Summer is peak season for ticks and mosquitoes, and the insects may pose a particularly acute threat this year, experts say. On Monday, the Centers for Disease Control and Prevention issued an alert about the first locally acquired malaria cases in the United States in 20 years, detected in Florida and Texas.
Mosquitoes thrive in hot, humid conditions, so the season’s high temperatures aren’t helping: Scorching heat is blanketing Texas, with heat warnings and advisories in effect for a dozen states. TO report released last month of the research organization Climate Central found that the number of annual «mosquito days,» defined as days with an average relative humidity of 42% or higher and temperatures of 50 to 95 degrees Fahrenheit, has increased since 1979 by more than 70%. of the US locations studied.
“A lot of work went into eradicating malaria from the US in the 20th century, which involved a lot of things that might not have been friendly to the environment,” said Dr. Ryan Miller, an infectious disease specialist at the Cleveland Clinic. «But having it reintroduced to the US raises a red flag.»
The risk of contracting malaria in the US remains low. But mosquitoes can also transmit West Nile virus, which can cause fever, headache, body aches, vomiting, diarrhea or a rash, although 8 out of 10 people who get it don’t develop symptoms. According to the Centers for Disease Control and Prevention. He registered agency more than 1,100 cases last year, although the number of cases has hovered near 2,000 a year for the past decade.
Meanwhile, tick season is usually worst from late May to early July. Experts say they have observed tick populations expanding beyond rural areas and into cities in recent years.
He CDC estimates About 476,000 people a year contract Lyme disease, the most common threat from ticks. But other less common tick-borne diseases, including babesiosis and Rocky Mountain spotted feverhave seen the number of cases in the US rise in the past decade.
Miller said that as temperatures rise due to climate change, the threats from ticks and mosquitoes become less seasonal.
“Unfortunately, with a fairly warm and mild winter, tick and mosquito seasons have already arrived,” Miller said. “We have had cases of Lyme disease even in the spring, which is a little more unusual, and some people even in the late fall of last year. It seems like this year, it’s going to be all year.»
Tracking Mosquito-borne Diseases in the US
The CDC had registered 385 cases of dengue, another mosquito-borne disease, in the US as of June 1. More than 250 of those infections occurred in Puerto Rico; in a last month’s articlethe agency urged more action to control the spread of dengue in US territories.

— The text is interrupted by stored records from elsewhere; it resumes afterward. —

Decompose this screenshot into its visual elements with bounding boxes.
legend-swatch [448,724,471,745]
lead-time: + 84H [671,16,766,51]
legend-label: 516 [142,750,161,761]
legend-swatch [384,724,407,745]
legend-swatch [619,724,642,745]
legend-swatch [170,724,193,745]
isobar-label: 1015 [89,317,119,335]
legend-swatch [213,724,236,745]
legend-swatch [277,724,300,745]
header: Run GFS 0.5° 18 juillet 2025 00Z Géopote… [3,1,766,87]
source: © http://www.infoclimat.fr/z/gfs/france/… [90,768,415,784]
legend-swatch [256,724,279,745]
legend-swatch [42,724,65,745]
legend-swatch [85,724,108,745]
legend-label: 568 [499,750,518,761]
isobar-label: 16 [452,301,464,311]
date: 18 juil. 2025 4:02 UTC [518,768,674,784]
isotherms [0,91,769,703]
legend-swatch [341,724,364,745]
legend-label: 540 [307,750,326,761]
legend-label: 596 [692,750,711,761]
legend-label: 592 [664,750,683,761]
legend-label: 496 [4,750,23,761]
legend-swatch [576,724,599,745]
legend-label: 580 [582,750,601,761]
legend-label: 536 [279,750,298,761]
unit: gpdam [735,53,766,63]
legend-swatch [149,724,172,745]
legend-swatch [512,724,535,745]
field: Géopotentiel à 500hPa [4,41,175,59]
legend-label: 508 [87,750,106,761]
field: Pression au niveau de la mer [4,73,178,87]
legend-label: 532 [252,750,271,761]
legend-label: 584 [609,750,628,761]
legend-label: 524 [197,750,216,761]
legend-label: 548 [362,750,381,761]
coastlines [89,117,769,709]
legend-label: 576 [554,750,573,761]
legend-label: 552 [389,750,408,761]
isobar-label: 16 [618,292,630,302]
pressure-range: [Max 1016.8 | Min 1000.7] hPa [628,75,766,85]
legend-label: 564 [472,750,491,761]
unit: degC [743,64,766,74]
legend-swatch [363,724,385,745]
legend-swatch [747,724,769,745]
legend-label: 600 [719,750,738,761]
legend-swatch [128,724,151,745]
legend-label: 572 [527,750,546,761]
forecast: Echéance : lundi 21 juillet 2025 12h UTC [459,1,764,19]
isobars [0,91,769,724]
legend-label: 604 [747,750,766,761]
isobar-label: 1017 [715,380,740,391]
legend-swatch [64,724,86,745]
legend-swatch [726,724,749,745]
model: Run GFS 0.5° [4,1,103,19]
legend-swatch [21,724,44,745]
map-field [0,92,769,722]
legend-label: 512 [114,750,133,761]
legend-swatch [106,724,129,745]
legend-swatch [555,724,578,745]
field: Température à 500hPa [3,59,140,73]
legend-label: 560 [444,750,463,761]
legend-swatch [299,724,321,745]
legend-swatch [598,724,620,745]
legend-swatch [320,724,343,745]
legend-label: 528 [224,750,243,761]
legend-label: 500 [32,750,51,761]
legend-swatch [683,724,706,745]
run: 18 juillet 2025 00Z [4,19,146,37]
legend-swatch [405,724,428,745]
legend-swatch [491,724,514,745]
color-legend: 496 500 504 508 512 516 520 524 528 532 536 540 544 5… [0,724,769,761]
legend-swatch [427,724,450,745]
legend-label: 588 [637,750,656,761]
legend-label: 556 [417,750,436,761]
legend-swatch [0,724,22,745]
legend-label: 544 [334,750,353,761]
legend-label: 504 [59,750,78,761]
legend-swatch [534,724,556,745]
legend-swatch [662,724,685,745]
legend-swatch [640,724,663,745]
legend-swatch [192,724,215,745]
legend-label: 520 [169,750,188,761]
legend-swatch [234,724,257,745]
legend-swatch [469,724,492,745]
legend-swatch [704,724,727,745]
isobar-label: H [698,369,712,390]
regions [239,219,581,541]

As of Tuesday, the CDC had confirmed 17 cases of West Nile virus, seven of which were in Arizona. The highest-risk months for the virus are yet to come, according to Graham McKeen, university assistant director for environmental and public health at Indiana University.
McKeen said the Aedes aegypti mosquito, which transmits dengue and Zika viruses, has become increasingly common in the South and Southwest during the last decade.
“We are seeing them in new areas where they weren’t found before,” he said. «Our kind of extensive use of pesticides over many decades has also led to increased pesticide resistance in mosquitoes.»
McKeen added that people can still take «tried and true» precautions, such as wearing insect repellent and long-sleeved clothing and pants.
“Try to remove any standing or standing water on or around your property,” he said.
A mild winter can mean more ticks
This year’s mild winter has led to more cases of tick-borne infections than usual, particularly Lyme disease, according to Maria Diuk-Wasser, a vector-borne disease specialist and professor at Columbia University.
“The rising cases are usually in new regions that didn’t have it before, so from what we’re seeing in Maine, Ohio and Michigan, a lot of northern states, it’s going up a lot,” Diuk-Wasser said. “We are all reporting a very high year.”
Adult ticks are most active in the spring, but adolescent ticks in the summer are more dangerous, Diuk-Wasser added, because these nymphal ticks are about the size of a poppy seed. That makes them hard to spot even after they bite.
To protect yourself, she recommended washing clothes right away or at least putting the items in the dryer after spending time outdoors. People should also continue to check for ticks in the days that follow, as a nymphal tick may grow larger and be easier to spot.
The ticks may be invading cities including Austin, Texas, Chicago, New York and Pittsburgh, Diuk-Wasser added. Her lab has been studying how migratory deer (known as tick hosts) have been introducing the insects into parts of New York City, particularly parks and outdoor areas in Queens.
In collaboration with several other universities, the Diuk-Wasser lab helps run tick applicationa tool that allows users to submit a picture of the tick that bit them to get more information, including whether it is the blacklegged tick that carries Lyme disease.
“We still need to enjoy the outdoors and really preserve all the green spaces that we have in the cities, so we don’t have to be afraid of ticks,” Diuk-Wasser said. “We just have to protect ourselves and be aware.”